В 2003 году роман “Белое на черном” стал лауреатом российской премии “Букер – Открытая Россия” – одной из самых престижных отечественных литературных наград.
В том же году роман “Белое на черном” вошел в шорт-лист литературной премии Андрея Белого.
В 2005 году вышла вторая книга Рубена Гальего “Я сижу на берегу”.

 

 

Когда просить о снисхождении бессмысленно...
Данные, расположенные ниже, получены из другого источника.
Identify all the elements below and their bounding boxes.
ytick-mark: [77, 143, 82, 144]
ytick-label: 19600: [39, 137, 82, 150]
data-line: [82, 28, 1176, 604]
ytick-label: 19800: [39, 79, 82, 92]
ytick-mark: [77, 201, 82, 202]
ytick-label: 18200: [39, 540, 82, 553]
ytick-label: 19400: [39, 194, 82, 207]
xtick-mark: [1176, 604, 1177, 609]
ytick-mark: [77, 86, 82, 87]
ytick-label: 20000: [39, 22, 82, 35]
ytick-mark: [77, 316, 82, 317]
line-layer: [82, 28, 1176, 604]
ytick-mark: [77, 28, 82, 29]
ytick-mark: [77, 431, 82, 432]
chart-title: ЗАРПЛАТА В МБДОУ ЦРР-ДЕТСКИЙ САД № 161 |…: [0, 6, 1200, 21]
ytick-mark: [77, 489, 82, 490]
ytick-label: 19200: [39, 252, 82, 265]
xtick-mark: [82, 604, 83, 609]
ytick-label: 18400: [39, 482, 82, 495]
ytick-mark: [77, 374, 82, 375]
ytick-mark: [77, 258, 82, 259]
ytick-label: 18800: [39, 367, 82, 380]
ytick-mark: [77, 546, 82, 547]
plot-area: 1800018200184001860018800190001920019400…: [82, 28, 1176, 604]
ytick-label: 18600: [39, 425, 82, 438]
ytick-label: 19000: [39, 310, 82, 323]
Они встретились в Москве. Он – венесуэльский студент. Она – дочь лидера испанских коммунистов. Советско-богемная жизнь. Свадьба на восемнадцатом этаже сталинской высотки. Беременность. Внезапное открытие, что будут близнецы. Через десять дней после родов один близнец умирает. Другому ставят диагноз – детский церебральный паралич.
В этот момент советские танки входят в Чехословакию. Дальше – четкие шахматные ходы.
Компартия Испании осуждает КПСС за вторжение.
КПСС осуждает КПИ за «еврокоммунизм».
Ауроре объявляют, что сын умер. Она уезжает в Париж.
А ее сын Рубен Гальего до совершеннолетия скитается по спецдетдомам.
…У него были все задатки, чтобы стать писателем.
Острый, внимательный взгляд. Цепкая память. Бездна терпения, как и у любого инвалида. И два двигающихся пальца левой руки. Ему был нужен только шанс: вырваться за пределы советской системы социального обеспечения. И он его получил.
Многим, кто живет в его рассказах, такого шанса не выпало. Теперь он – их голос. Другого у них уже нет, потому что их нет на свете.
И он говорит. Фразы его игольно точны.
Детдома, как и тюрьмы, бывают разные.
Не лгали только нянечки.
В шесть лет я перестал мечтать о маме.
В девять я понял, что ходить никогда не смогу.
Он не собирался становиться писателем. Начал писать, когда просто умирал от голода.
Внезапно ночью по потолку комнаты поползли белые буквы. Закрыл глаза, буквы не исчезли. Из букв складывались слова. Наутро оставалось только записать их.
Белые буквы на черном потолке он перевел в черные буквы на белой бумаге. Для детдомовцев эти два цвета описывают всю жизнь. Тепло – холодно, хороший – плохой, плюс и минус. Для Рубена мир до сих пор разделяется по этому принципу.
Его книга так и называется – “Белое на черном”.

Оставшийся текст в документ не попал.